SoundCam: A Dataset for Finding Humans Using Room Acoustics
This provides a resource for researchers in acoustics and machine learning to study human presence and movement using room acoustics, though it is incremental as it builds on existing RIR datasets by adding real-world measurements.
The authors tackled the problem of lacking real-world datasets for room impulse responses (RIRs) with systematic variations in human positions, and they introduced SoundCam, a dataset of 5,000 RIRs and 2,000 music recordings from three rooms, enabling tasks like human detection and tracking.

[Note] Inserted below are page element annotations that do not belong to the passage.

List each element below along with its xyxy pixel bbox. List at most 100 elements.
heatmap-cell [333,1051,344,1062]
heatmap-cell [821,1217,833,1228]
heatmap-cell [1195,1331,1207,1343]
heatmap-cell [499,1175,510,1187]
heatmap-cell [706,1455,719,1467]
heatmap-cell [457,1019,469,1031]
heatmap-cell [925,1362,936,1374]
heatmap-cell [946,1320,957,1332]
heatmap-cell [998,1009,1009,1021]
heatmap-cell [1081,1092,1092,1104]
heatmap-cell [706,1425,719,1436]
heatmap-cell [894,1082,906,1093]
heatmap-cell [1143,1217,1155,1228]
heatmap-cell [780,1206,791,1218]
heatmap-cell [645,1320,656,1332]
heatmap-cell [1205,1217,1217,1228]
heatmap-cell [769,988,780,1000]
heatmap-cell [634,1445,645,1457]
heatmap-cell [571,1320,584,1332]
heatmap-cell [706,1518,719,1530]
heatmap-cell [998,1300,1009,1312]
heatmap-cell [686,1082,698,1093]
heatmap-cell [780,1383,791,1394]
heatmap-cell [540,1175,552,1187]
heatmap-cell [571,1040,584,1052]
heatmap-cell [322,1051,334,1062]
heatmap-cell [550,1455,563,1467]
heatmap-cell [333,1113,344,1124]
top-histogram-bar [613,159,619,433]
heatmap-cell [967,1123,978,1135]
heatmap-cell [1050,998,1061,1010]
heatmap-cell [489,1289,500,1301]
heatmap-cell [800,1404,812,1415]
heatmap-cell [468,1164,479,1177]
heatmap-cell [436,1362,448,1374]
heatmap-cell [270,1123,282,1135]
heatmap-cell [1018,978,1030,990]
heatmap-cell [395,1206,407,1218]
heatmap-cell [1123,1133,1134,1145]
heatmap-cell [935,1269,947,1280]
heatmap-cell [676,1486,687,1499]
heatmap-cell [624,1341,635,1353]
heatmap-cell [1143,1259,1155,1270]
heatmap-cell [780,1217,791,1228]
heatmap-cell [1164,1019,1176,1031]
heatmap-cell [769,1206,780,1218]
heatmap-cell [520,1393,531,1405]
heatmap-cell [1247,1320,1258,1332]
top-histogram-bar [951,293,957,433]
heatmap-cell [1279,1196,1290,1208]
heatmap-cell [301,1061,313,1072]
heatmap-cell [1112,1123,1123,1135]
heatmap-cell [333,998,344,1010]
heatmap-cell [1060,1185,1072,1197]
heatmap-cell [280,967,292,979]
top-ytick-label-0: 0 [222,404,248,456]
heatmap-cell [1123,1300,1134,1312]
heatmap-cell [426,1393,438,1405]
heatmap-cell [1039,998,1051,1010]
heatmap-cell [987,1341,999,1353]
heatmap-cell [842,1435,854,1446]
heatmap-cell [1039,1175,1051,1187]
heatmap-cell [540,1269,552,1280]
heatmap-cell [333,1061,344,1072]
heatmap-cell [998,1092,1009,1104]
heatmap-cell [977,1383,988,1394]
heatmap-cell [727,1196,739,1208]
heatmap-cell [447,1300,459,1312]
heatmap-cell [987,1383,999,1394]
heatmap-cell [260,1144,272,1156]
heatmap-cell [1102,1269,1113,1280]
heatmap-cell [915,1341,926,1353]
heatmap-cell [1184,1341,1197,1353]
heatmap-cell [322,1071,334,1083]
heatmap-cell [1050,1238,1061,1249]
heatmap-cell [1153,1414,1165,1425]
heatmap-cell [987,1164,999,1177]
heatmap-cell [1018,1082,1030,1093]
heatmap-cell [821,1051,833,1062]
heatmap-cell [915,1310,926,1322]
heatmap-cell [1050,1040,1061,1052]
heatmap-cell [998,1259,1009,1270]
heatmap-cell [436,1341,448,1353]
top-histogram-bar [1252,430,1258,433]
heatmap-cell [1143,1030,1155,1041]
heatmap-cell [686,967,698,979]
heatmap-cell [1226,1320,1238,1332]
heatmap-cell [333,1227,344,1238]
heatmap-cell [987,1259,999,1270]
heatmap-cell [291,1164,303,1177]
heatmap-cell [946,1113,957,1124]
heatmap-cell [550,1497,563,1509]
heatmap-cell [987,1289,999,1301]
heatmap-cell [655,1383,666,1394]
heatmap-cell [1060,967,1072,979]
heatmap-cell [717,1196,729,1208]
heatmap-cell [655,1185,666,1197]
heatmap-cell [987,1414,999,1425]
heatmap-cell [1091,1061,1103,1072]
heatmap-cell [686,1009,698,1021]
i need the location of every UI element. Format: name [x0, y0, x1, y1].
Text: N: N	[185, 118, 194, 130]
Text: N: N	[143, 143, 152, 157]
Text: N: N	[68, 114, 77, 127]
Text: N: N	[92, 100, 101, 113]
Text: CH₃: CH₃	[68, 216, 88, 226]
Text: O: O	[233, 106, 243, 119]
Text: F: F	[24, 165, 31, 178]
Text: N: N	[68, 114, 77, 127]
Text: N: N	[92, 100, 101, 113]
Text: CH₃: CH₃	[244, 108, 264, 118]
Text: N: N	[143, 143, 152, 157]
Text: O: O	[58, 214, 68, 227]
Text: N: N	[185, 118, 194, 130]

A room's acoustic properties are a product of the room's geometry, the objects within the room, and their specific positions. A room's acoustic properties can be characterized by its impulse response (RIR) between a source and listener location, or roughly inferred from recordings of natural signals present in the room. Variations in the positions of objects in a room can effect measurable changes in the room's acoustic properties, as characterized by the RIR. Existing datasets of RIRs either do not systematically vary positions of objects in an environment, or they consist of only simulated RIRs. We present SoundCam, the largest dataset of unique RIRs from in-the-wild rooms publicly released to date. It includes 5,000 10-channel real-world measurements of room impulse responses and 2,000 10-channel recordings of music in three different rooms, including a controlled acoustic lab, an in-the-wild living room, and a conference room, with different humans in positions throughout each room. We show that these measurements can be used for interesting tasks, such as detecting and identifying humans, and tracking their positions.